Bug 1313305

Summary: Calamari must filter duplicate events before pushing it to salt event bus.
Product: [Red Hat Storage] Red Hat Ceph Storage Reporter: Darshan <dnarayan>
Component: CalamariAssignee: Christina Meno <gmeno>
Calamari sub component: Back-end QA Contact: ceph-qe-bugs <ceph-qe-bugs>
Status: CLOSED WONTFIX Docs Contact:
Severity: medium    
Priority: unspecified CC: ceph-eng-bugs, flucifre, mkarnik
Version: 1.3.1   
Target Milestone: rc   
Target Release: 2.2   
Hardware: Unspecified   
OS: Unspecified   
Whiteboard:
Fixed In Version: Doc Type: Bug Fix
Doc Text:
Story Points: ---
Clone Of: Environment:
Last Closed: 2017-01-05 18:41:23 UTC Type: Bug
Regression: --- Mount Type: ---
Documentation: --- CRM:
Verified Versions: Category: ---
oVirt Team: --- RHEL 7.3 requirements from Atomic Host:
Cloudforms Team: --- Target Upstream Version:
Embargoed:
Bug Depends On:    
Bug Blocks: 1291304    

Description Darshan 2016-03-01 11:20:00 UTC
Description of problem:
Some events related to osd, mon, cluster state change are emitted from all the calamari-lite instances. Since USM will be listening to multiple calamari-lite instances for events, it must send event(push event to salt bus) from only one instance. which instance has to send can be decided based on if it is residing on a leader mon node.

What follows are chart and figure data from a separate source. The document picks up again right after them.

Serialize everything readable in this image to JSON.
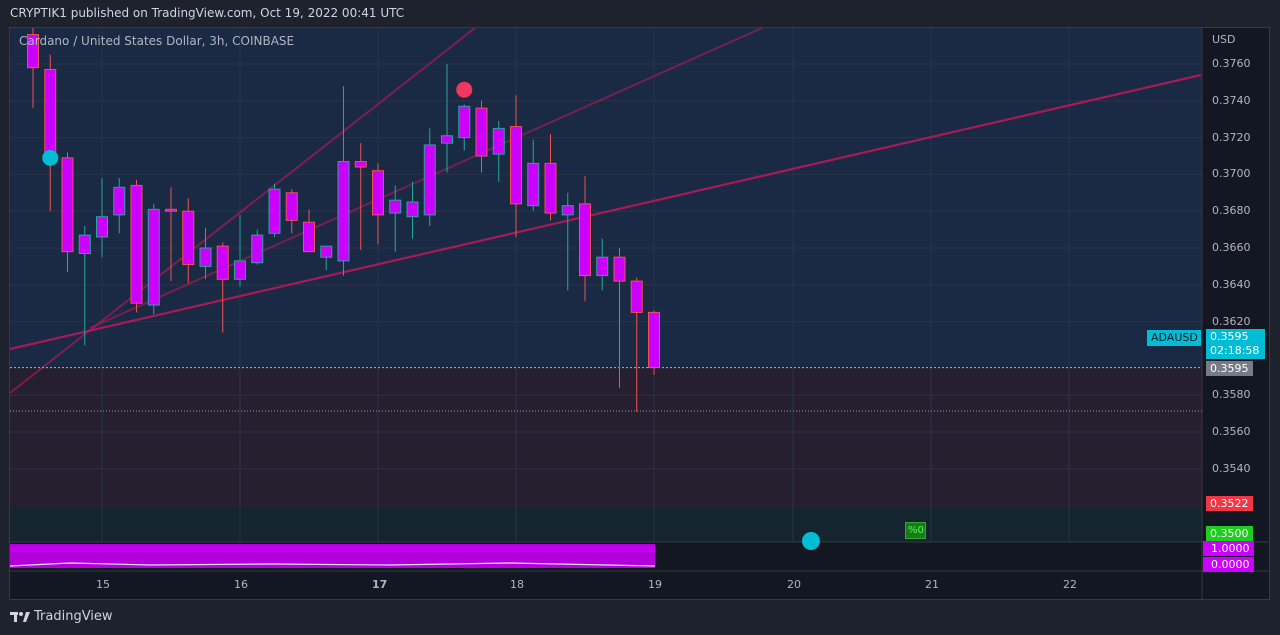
{
  "header": {
    "publish_text": "CRYPTIK1 published on TradingView.com, Oct 19, 2022 00:41 UTC"
  },
  "chart_data": {
    "type": "candlestick",
    "symbol": "ADAUSD",
    "legend": "Cardano / United States Dollar, 3h, COINBASE",
    "currency": "USD",
    "ylim": [
      0.35,
      0.3775
    ],
    "price_ticks": [
      "0.3760",
      "0.3740",
      "0.3720",
      "0.3700",
      "0.3680",
      "0.3660",
      "0.3640",
      "0.3620",
      "0.3580",
      "0.3560",
      "0.3540"
    ],
    "x_ticks": [
      "15",
      "16",
      "17",
      "18",
      "19",
      "20",
      "21",
      "22"
    ],
    "last_price": {
      "value": "0.3595",
      "countdown": "02:18:58",
      "symbol": "ADAUSD"
    },
    "price_badges": [
      {
        "label": "0.3595",
        "color": "#787b86"
      },
      {
        "label": "0.3522",
        "color": "#f23645"
      },
      {
        "label": "0.3500",
        "color": "#1fcc1f"
      }
    ],
    "indicator_pane": {
      "levels": [
        "1.0000",
        "0.0000"
      ],
      "color": "#cc00ff"
    },
    "percent_badge": "%0",
    "candles": [
      {
        "o": 0.3776,
        "h": 0.378,
        "l": 0.3736,
        "c": 0.3758
      },
      {
        "o": 0.3757,
        "h": 0.3765,
        "l": 0.368,
        "c": 0.3709
      },
      {
        "o": 0.3709,
        "h": 0.3712,
        "l": 0.3647,
        "c": 0.3658
      },
      {
        "o": 0.3657,
        "h": 0.3672,
        "l": 0.3607,
        "c": 0.3667
      },
      {
        "o": 0.3666,
        "h": 0.3698,
        "l": 0.3655,
        "c": 0.3677
      },
      {
        "o": 0.3678,
        "h": 0.3698,
        "l": 0.3668,
        "c": 0.3693
      },
      {
        "o": 0.3694,
        "h": 0.3697,
        "l": 0.3625,
        "c": 0.363
      },
      {
        "o": 0.3629,
        "h": 0.3684,
        "l": 0.3624,
        "c": 0.3681
      },
      {
        "o": 0.3681,
        "h": 0.3693,
        "l": 0.3642,
        "c": 0.368
      },
      {
        "o": 0.368,
        "h": 0.3687,
        "l": 0.3641,
        "c": 0.3651
      },
      {
        "o": 0.365,
        "h": 0.3671,
        "l": 0.3643,
        "c": 0.366
      },
      {
        "o": 0.3661,
        "h": 0.3663,
        "l": 0.3614,
        "c": 0.3643
      },
      {
        "o": 0.3643,
        "h": 0.3678,
        "l": 0.3639,
        "c": 0.3653
      },
      {
        "o": 0.3652,
        "h": 0.367,
        "l": 0.3651,
        "c": 0.3667
      },
      {
        "o": 0.3668,
        "h": 0.3695,
        "l": 0.3666,
        "c": 0.3692
      },
      {
        "o": 0.369,
        "h": 0.3692,
        "l": 0.3668,
        "c": 0.3675
      },
      {
        "o": 0.3674,
        "h": 0.3681,
        "l": 0.3659,
        "c": 0.3658
      },
      {
        "o": 0.3655,
        "h": 0.3659,
        "l": 0.3648,
        "c": 0.3661
      },
      {
        "o": 0.3653,
        "h": 0.3748,
        "l": 0.3645,
        "c": 0.3707
      },
      {
        "o": 0.3707,
        "h": 0.3717,
        "l": 0.3659,
        "c": 0.3704
      },
      {
        "o": 0.3702,
        "h": 0.3706,
        "l": 0.3662,
        "c": 0.3678
      },
      {
        "o": 0.3679,
        "h": 0.3694,
        "l": 0.3658,
        "c": 0.3686
      },
      {
        "o": 0.3677,
        "h": 0.3696,
        "l": 0.3665,
        "c": 0.3685
      },
      {
        "o": 0.3678,
        "h": 0.3725,
        "l": 0.3672,
        "c": 0.3716
      },
      {
        "o": 0.3717,
        "h": 0.376,
        "l": 0.3701,
        "c": 0.3721
      },
      {
        "o": 0.372,
        "h": 0.3738,
        "l": 0.3713,
        "c": 0.3737
      },
      {
        "o": 0.3736,
        "h": 0.374,
        "l": 0.3701,
        "c": 0.371
      },
      {
        "o": 0.3711,
        "h": 0.3729,
        "l": 0.3696,
        "c": 0.3725
      },
      {
        "o": 0.3726,
        "h": 0.3743,
        "l": 0.3666,
        "c": 0.3684
      },
      {
        "o": 0.3683,
        "h": 0.3719,
        "l": 0.368,
        "c": 0.3706
      },
      {
        "o": 0.3706,
        "h": 0.3722,
        "l": 0.3675,
        "c": 0.3679
      },
      {
        "o": 0.3678,
        "h": 0.369,
        "l": 0.3637,
        "c": 0.3683
      },
      {
        "o": 0.3684,
        "h": 0.3699,
        "l": 0.3631,
        "c": 0.3645
      },
      {
        "o": 0.3645,
        "h": 0.3665,
        "l": 0.3637,
        "c": 0.3655
      },
      {
        "o": 0.3655,
        "h": 0.366,
        "l": 0.3584,
        "c": 0.3642
      },
      {
        "o": 0.3642,
        "h": 0.3644,
        "l": 0.3571,
        "c": 0.3625
      },
      {
        "o": 0.3625,
        "h": 0.3626,
        "l": 0.3591,
        "c": 0.3595
      }
    ],
    "markers": [
      {
        "type": "circle",
        "candle": 1,
        "price": 0.3709,
        "color": "#00bcd4"
      },
      {
        "type": "circle",
        "candle": 25,
        "price": 0.3746,
        "color": "#f23662"
      }
    ]
  },
  "footer": {
    "brand": "TradingView"
  }
}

Version-Release number of selected component (if applicable):


How reproducible:
Always

Steps to Reproduce:
1. Have a ceph setup with multiple mon nodes(hence multiple calamari-lite instances)
2. Simulate an event for osd state change.
3. 

Actual results:
Same event would be sent from multiple calamari-lite instances to salt event bus.

Expected results:
A single event should be sent from only one calamari-lite instance to salt bus.

Additional info:

Comment 2 Christina Meno 2016-04-06 21:30:18 UTC
I believe that we should address this issue in a different way.
calamari-lite running on all ceph monitors will be a risk to cluster stability and data integrity.

I think that the storage-console should choose a single monitor to enable calamari on in the first release. That way when the inevitable happens we only loose management temporarily and not trigger data-loss

If we organize this way event filtering won't be needed until we design calamari to be HA.

Mrugesh what do you think about this approach as risk-mitigation?